Let’s look at this line:

```
pi += mpfr(a * 4 / d)
```

Since `a`

and `d`

are just regular `float`

s, this means that here we first calculate `a * 4 / d`

using Python’s `float`

precision, and then cast the result of that to an `mpfr`

. That’s of course not so great. Make sure you do all operations with variables of type `mpfr`

to fully benefit from gmpy2’s multi-precision reals.

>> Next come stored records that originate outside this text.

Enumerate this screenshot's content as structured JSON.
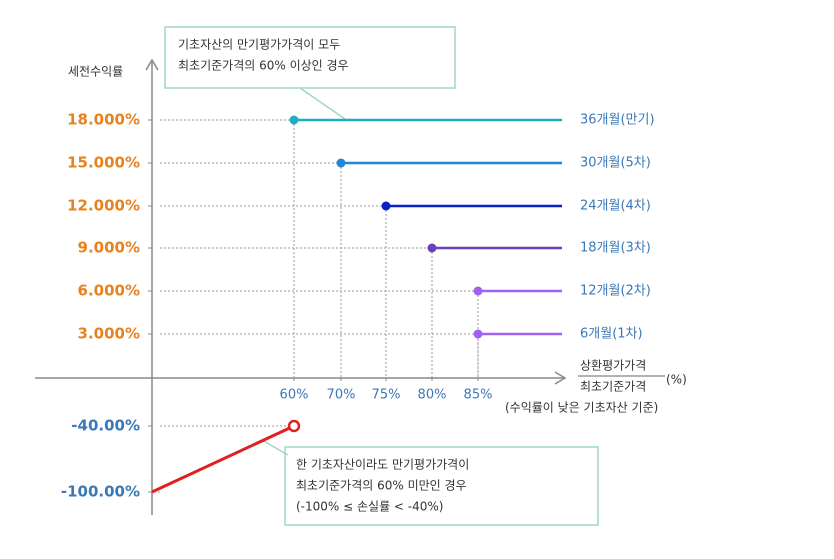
{
  "chart_data": {
    "type": "payoff",
    "y_label": "세전수익률",
    "x_label": [
      "상환평가가격",
      "최초기준가격",
      "(수익률이 낮은 기초자산 기준)"
    ],
    "x_unit": "(%)",
    "yticks": [
      {
        "value": 18,
        "label": "18.000%"
      },
      {
        "value": 15,
        "label": "15.000%"
      },
      {
        "value": 12,
        "label": "12.000%"
      },
      {
        "value": 9,
        "label": "9.000%"
      },
      {
        "value": 6,
        "label": "6.000%"
      },
      {
        "value": 3,
        "label": "3.000%"
      },
      {
        "value": -40,
        "label": "-40.00%"
      },
      {
        "value": -100,
        "label": "-100.00%"
      }
    ],
    "xticks": [
      {
        "value": 60,
        "label": "60%"
      },
      {
        "value": 70,
        "label": "70%"
      },
      {
        "value": 75,
        "label": "75%"
      },
      {
        "value": 80,
        "label": "80%"
      },
      {
        "value": 85,
        "label": "85%"
      }
    ],
    "series": [
      {
        "name": "36개월(만기)",
        "color": "#1ab0c0",
        "x": 60,
        "value": 18
      },
      {
        "name": "30개월(5차)",
        "color": "#1e88d8",
        "x": 70,
        "value": 15
      },
      {
        "name": "24개월(4차)",
        "color": "#0a1fc8",
        "x": 75,
        "value": 12
      },
      {
        "name": "18개월(3차)",
        "color": "#6a3fc0",
        "x": 80,
        "value": 9
      },
      {
        "name": "12개월(2차)",
        "color": "#a060f0",
        "x": 85,
        "value": 6
      },
      {
        "name": "6개월(1차)",
        "color": "#a060f0",
        "x": 85,
        "value": 3
      }
    ],
    "loss": {
      "color": "#e02020",
      "x": [
        0,
        60
      ],
      "values": [
        -100,
        -40
      ]
    },
    "annotations": [
      [
        "기초자산의 만기평가가격이 모두",
        "최초기준가격의 60% 이상인 경우"
      ],
      [
        "한 기초자산이라도 만기평가가격이",
        "최초기준가격의 60% 미만인 경우",
        "(-100% ≤ 손실률 < -40%)"
      ]
    ]
  }
}
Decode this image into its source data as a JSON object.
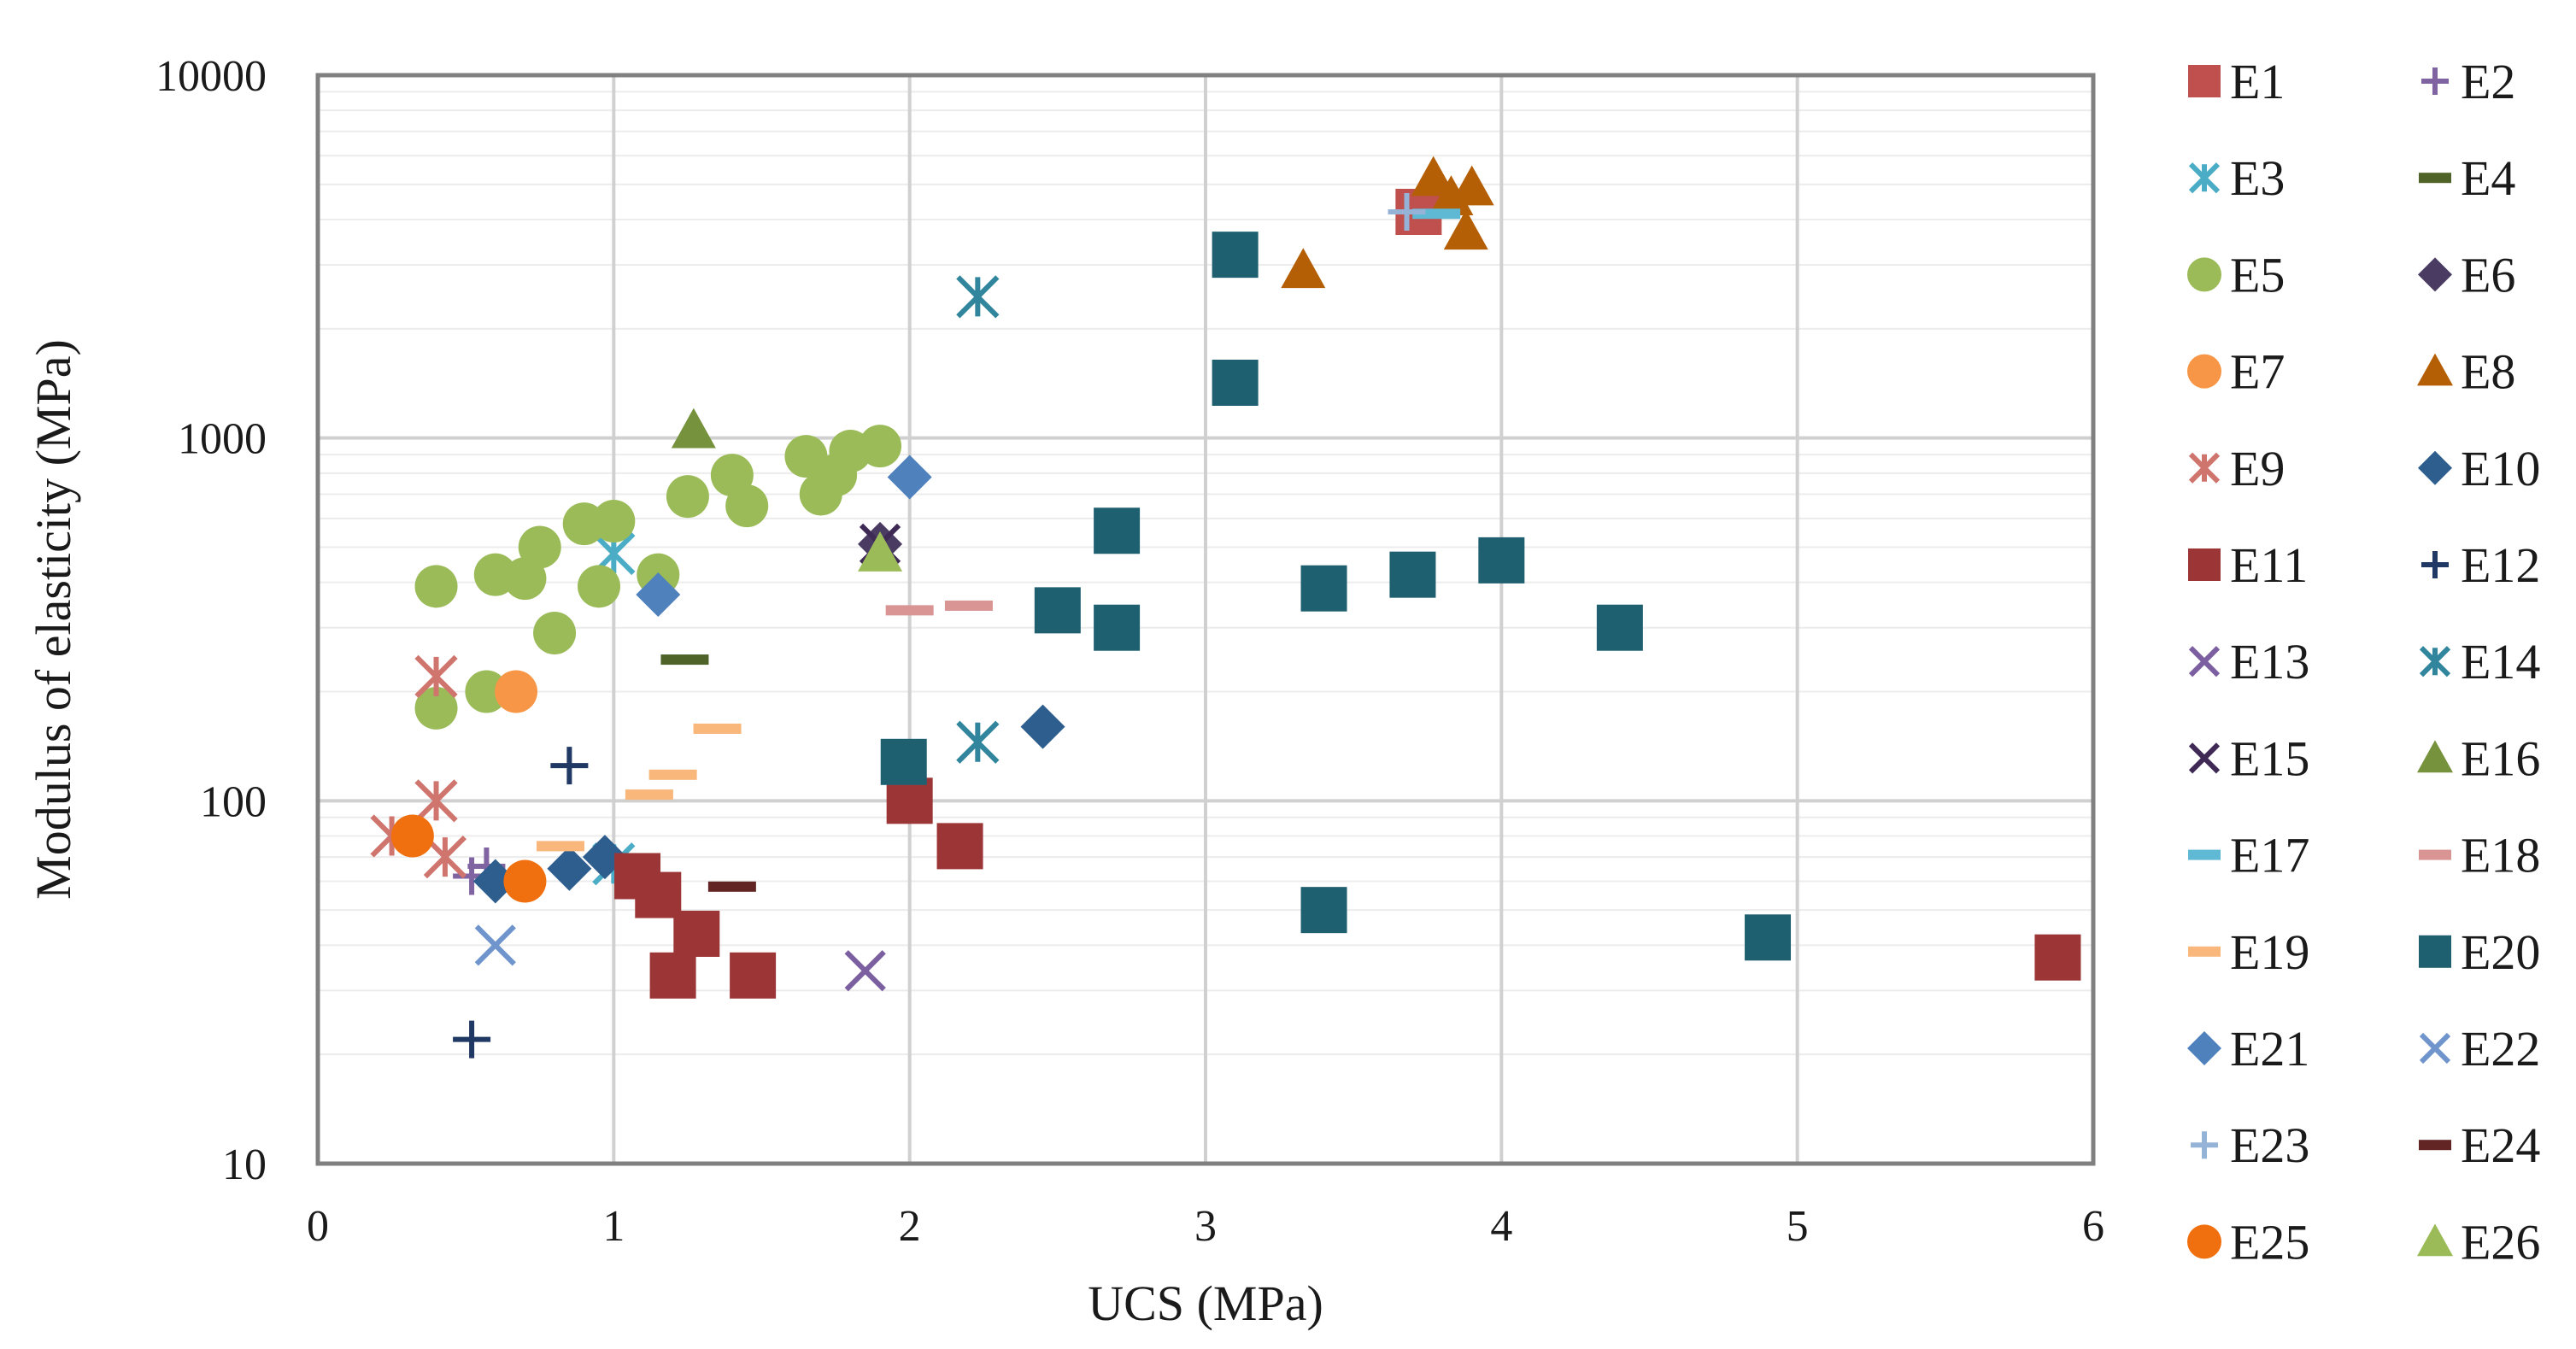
{
  "chart_data": {
    "type": "scatter",
    "title": "",
    "xlabel": "UCS (MPa)",
    "ylabel": "Modulus of elasticity (MPa)",
    "xlim": [
      0,
      6
    ],
    "ylim": [
      10,
      10000
    ],
    "yscale": "log",
    "x_ticks": [
      "0",
      "1",
      "2",
      "3",
      "4",
      "5",
      "6"
    ],
    "y_ticks": [
      "10",
      "100",
      "1000",
      "10000"
    ],
    "grid": true,
    "legend_position": "right",
    "series": [
      {
        "name": "E1",
        "marker": "square",
        "color": "#c0504d",
        "points": [
          [
            3.72,
            4200
          ]
        ]
      },
      {
        "name": "E2",
        "marker": "plus",
        "color": "#8064a2",
        "points": [
          [
            0.52,
            62
          ],
          [
            0.57,
            66
          ]
        ]
      },
      {
        "name": "E3",
        "marker": "asterisk",
        "color": "#4bacc6",
        "points": [
          [
            1.0,
            480
          ],
          [
            1.0,
            67
          ]
        ]
      },
      {
        "name": "E4",
        "marker": "dash",
        "color": "#4f6228",
        "points": [
          [
            1.24,
            245
          ]
        ]
      },
      {
        "name": "E5",
        "marker": "circle",
        "color": "#9bbb59",
        "points": [
          [
            0.4,
            390
          ],
          [
            0.4,
            180
          ],
          [
            0.57,
            200
          ],
          [
            0.6,
            420
          ],
          [
            0.7,
            410
          ],
          [
            0.75,
            500
          ],
          [
            0.8,
            290
          ],
          [
            0.9,
            580
          ],
          [
            0.95,
            390
          ],
          [
            1.0,
            590
          ],
          [
            1.15,
            420
          ],
          [
            1.25,
            690
          ],
          [
            1.4,
            790
          ],
          [
            1.45,
            650
          ],
          [
            1.65,
            890
          ],
          [
            1.7,
            700
          ],
          [
            1.75,
            790
          ],
          [
            1.8,
            920
          ],
          [
            1.9,
            950
          ]
        ]
      },
      {
        "name": "E6",
        "marker": "diamond",
        "color": "#4a3b62",
        "points": [
          [
            1.9,
            510
          ]
        ]
      },
      {
        "name": "E7",
        "marker": "circle",
        "color": "#f79646",
        "points": [
          [
            0.67,
            200
          ]
        ]
      },
      {
        "name": "E8",
        "marker": "triangle",
        "color": "#b45f06",
        "points": [
          [
            3.33,
            2900
          ],
          [
            3.77,
            5200
          ],
          [
            3.83,
            4600
          ],
          [
            3.88,
            3700
          ],
          [
            3.9,
            4900
          ]
        ]
      },
      {
        "name": "E9",
        "marker": "asterisk",
        "color": "#d0746e",
        "points": [
          [
            0.25,
            80
          ],
          [
            0.4,
            220
          ],
          [
            0.4,
            100
          ],
          [
            0.43,
            70
          ]
        ]
      },
      {
        "name": "E10",
        "marker": "diamond",
        "color": "#2e5e8e",
        "points": [
          [
            0.6,
            60
          ],
          [
            0.85,
            65
          ],
          [
            0.97,
            70
          ],
          [
            2.45,
            160
          ]
        ]
      },
      {
        "name": "E11",
        "marker": "square",
        "color": "#9c3636",
        "points": [
          [
            1.08,
            62
          ],
          [
            1.15,
            55
          ],
          [
            1.2,
            33
          ],
          [
            1.28,
            43
          ],
          [
            1.47,
            33
          ],
          [
            2.0,
            100
          ],
          [
            2.17,
            75
          ],
          [
            5.88,
            37
          ]
        ]
      },
      {
        "name": "E12",
        "marker": "plus",
        "color": "#1f3864",
        "points": [
          [
            0.52,
            22
          ],
          [
            0.85,
            125
          ]
        ]
      },
      {
        "name": "E13",
        "marker": "x",
        "color": "#7c5fa0",
        "points": [
          [
            1.85,
            34
          ]
        ]
      },
      {
        "name": "E14",
        "marker": "asterisk",
        "color": "#31859c",
        "points": [
          [
            2.23,
            2450
          ],
          [
            2.23,
            145
          ]
        ]
      },
      {
        "name": "E15",
        "marker": "x",
        "color": "#3f2a56",
        "points": [
          [
            1.9,
            510
          ]
        ]
      },
      {
        "name": "E16",
        "marker": "triangle",
        "color": "#76923c",
        "points": [
          [
            1.27,
            1050
          ]
        ]
      },
      {
        "name": "E17",
        "marker": "dash",
        "color": "#5fb8d4",
        "points": [
          [
            3.78,
            4150
          ]
        ]
      },
      {
        "name": "E18",
        "marker": "dash",
        "color": "#d99594",
        "points": [
          [
            2.0,
            335
          ],
          [
            2.2,
            345
          ]
        ]
      },
      {
        "name": "E19",
        "marker": "dash",
        "color": "#fab77b",
        "points": [
          [
            0.82,
            75
          ],
          [
            1.12,
            104
          ],
          [
            1.2,
            118
          ],
          [
            1.35,
            158
          ]
        ]
      },
      {
        "name": "E20",
        "marker": "square",
        "color": "#1f6070",
        "points": [
          [
            1.98,
            128
          ],
          [
            2.5,
            335
          ],
          [
            2.7,
            555
          ],
          [
            2.7,
            300
          ],
          [
            3.1,
            3200
          ],
          [
            3.1,
            1420
          ],
          [
            3.4,
            385
          ],
          [
            3.4,
            50
          ],
          [
            3.7,
            420
          ],
          [
            4.0,
            460
          ],
          [
            4.4,
            300
          ],
          [
            4.9,
            42
          ]
        ]
      },
      {
        "name": "E21",
        "marker": "diamond",
        "color": "#4f81bd",
        "points": [
          [
            1.15,
            370
          ],
          [
            2.0,
            780
          ]
        ]
      },
      {
        "name": "E22",
        "marker": "x",
        "color": "#6f95cc",
        "points": [
          [
            0.6,
            40
          ]
        ]
      },
      {
        "name": "E23",
        "marker": "plus",
        "color": "#95b3d7",
        "points": [
          [
            3.68,
            4200
          ]
        ]
      },
      {
        "name": "E24",
        "marker": "dash",
        "color": "#632523",
        "points": [
          [
            1.4,
            58
          ]
        ]
      },
      {
        "name": "E25",
        "marker": "circle",
        "color": "#f07010",
        "points": [
          [
            0.32,
            80
          ],
          [
            0.7,
            60
          ]
        ]
      },
      {
        "name": "E26",
        "marker": "triangle",
        "color": "#9bbb59",
        "points": [
          [
            1.9,
            480
          ]
        ]
      }
    ]
  }
}
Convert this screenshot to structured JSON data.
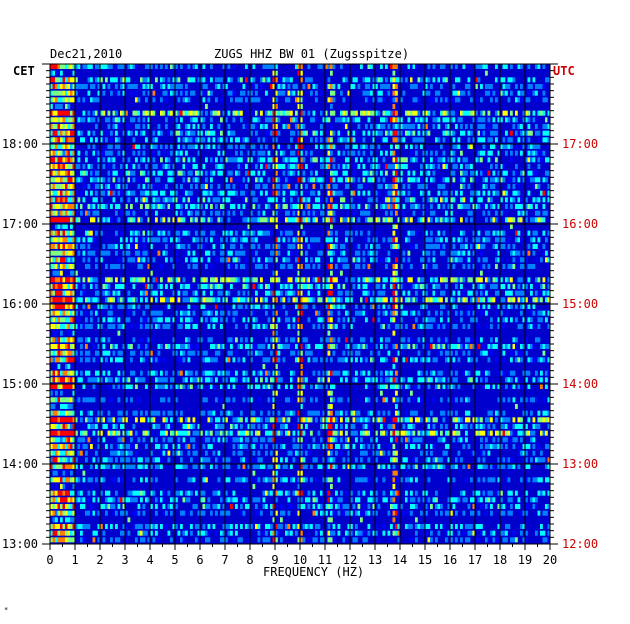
{
  "header": {
    "date": "Dec21,2010",
    "station_title": "ZUGS HHZ BW 01 (Zugsspitze)"
  },
  "axis_labels": {
    "left_timezone": "CET",
    "right_timezone": "UTC",
    "xlabel": "FREQUENCY (HZ)"
  },
  "corner_mark": "*",
  "colors": {
    "background": "#0000cc",
    "gridline": "#000000",
    "utc_text": "#cc0000",
    "colormap": [
      "#00008f",
      "#0000ff",
      "#0080ff",
      "#00ffff",
      "#80ff80",
      "#ffff00",
      "#ff8000",
      "#ff0000"
    ]
  },
  "chart_data": {
    "type": "heatmap",
    "xlim": [
      0,
      20
    ],
    "x_ticks": [
      0,
      1,
      2,
      3,
      4,
      5,
      6,
      7,
      8,
      9,
      10,
      11,
      12,
      13,
      14,
      15,
      16,
      17,
      18,
      19,
      20
    ],
    "xlabel": "FREQUENCY (HZ)",
    "y_left_ticks": [
      "13:00",
      "14:00",
      "15:00",
      "16:00",
      "17:00",
      "18:00"
    ],
    "y_right_ticks": [
      "12:00",
      "13:00",
      "14:00",
      "15:00",
      "16:00",
      "17:00"
    ],
    "time_range_cet": [
      "13:00",
      "19:00"
    ],
    "rows_per_hour": 12,
    "grid": true,
    "persistent_lines_hz": [
      9,
      10,
      11.2,
      13.8
    ],
    "low_frequency_energy_hz": [
      0,
      1
    ]
  }
}
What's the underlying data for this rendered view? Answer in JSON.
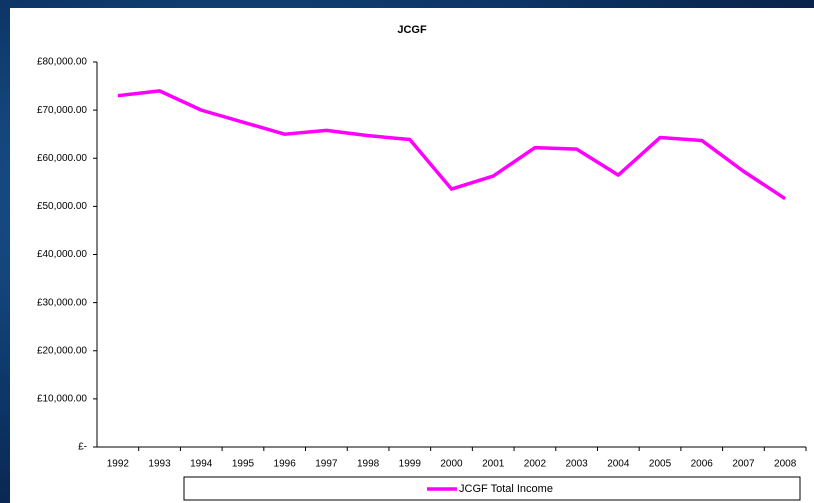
{
  "chart_data": {
    "type": "line",
    "title": "JCGF",
    "categories": [
      "1992",
      "1993",
      "1994",
      "1995",
      "1996",
      "1997",
      "1998",
      "1999",
      "2000",
      "2001",
      "2002",
      "2003",
      "2004",
      "2005",
      "2006",
      "2007",
      "2008"
    ],
    "series": [
      {
        "name": "JCGF Total Income",
        "color": "#ff00ff",
        "values": [
          73000,
          74000,
          70000,
          67500,
          65000,
          65800,
          64700,
          63900,
          53600,
          56300,
          62200,
          61900,
          56500,
          64300,
          63700,
          57300,
          51600
        ]
      }
    ],
    "ylim": [
      0,
      80000
    ],
    "yticks": [
      {
        "value": 0,
        "label": "£-"
      },
      {
        "value": 10000,
        "label": "£10,000.00"
      },
      {
        "value": 20000,
        "label": "£20,000.00"
      },
      {
        "value": 30000,
        "label": "£30,000.00"
      },
      {
        "value": 40000,
        "label": "£40,000.00"
      },
      {
        "value": 50000,
        "label": "£50,000.00"
      },
      {
        "value": 60000,
        "label": "£60,000.00"
      },
      {
        "value": 70000,
        "label": "£70,000.00"
      },
      {
        "value": 80000,
        "label": "£80,000.00"
      }
    ],
    "grid": false
  }
}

Also, once a variable is an `mpfr`

, there is no need to cast it again, like in this line:

```
return '{0:.100f}'.format(mpfr(pi))
```

Hmm, I have tested many algorithms and found the Ramanujan algorithm to be fastest, it only takes 13 iterations to arrive at pi to 100 decimal places (with 336 bits precision, though I always use 512 bits precision because it’s binary solid).

So this is the code:

```
import gmpy2
from gmpy2 import factorial, mpfr, sqrt
gmpy2.get_context().precision = 512
def Ramanujan(n):
term = lambda k: mpfr(factorial(4 * k) * (1103 + 26390 * k)) / (factorial(k) ** 4 * 396 ** (4 * k))
s = sum(term(i) for i in range(n))
return mpfr(1) / (2 * sqrt(2) * s / 9801)
```

At exactly n == 13 the result is correct to 100 decimal places:

```
str(Ramanujan(13))[0:102]
'3.1415926535897932384626433832795028841971693993751058209749445923078164062862089986280348253421170679'
```

Performance information:

```
%timeit Ramanujan(13)
111 µs ± 1.74 µs per loop (mean ± std. dev. of 7 runs, 10000 loops each)
```

Also I have improved the BBP algorithm and reduced it to one line:

```
def BBP(n):
return sum(1/mpfr(16)**k * (mpfr(4)/(8*k+1) - mpfr(2)/(8*k+4) - mpfr(1)/(8*k+5) - mpfr(1)/(8*k+6)) for k in range(n))
```

It takes 80 iterations to get the first 100 decimal places of pi.

Performance:

```
%timeit BBP(80)
377 µs ± 1.02 µs per loop (mean ± std. dev. of 7 runs, 1000 loops each)
```

The Archimedes method and cyclotomy method both take 166 iterations to get the first 100 decimal places.

Performance:

```
%timeit Archimedes(166)
466 µs ± 3.15 µs per loop (mean ± std. dev. of 7 runs, 1000 loops each)
%timeit cyclotomy(166)
1.32 ms ± 19 µs per loop (mean ± std. dev. of 7 runs, 1000 loops each)
```

All the other methods take much longer time to compute and many more iterations to arrive at 100 decimal places.

P.S.

I know of the triangular function expressions of pi, for example:

pi = arccos(-1) and pi = 4 * arctan(1)

However they aren’t iterative algorithms and do need a value of pi predefined to get the results.

Though I do use them to check the validity of the results.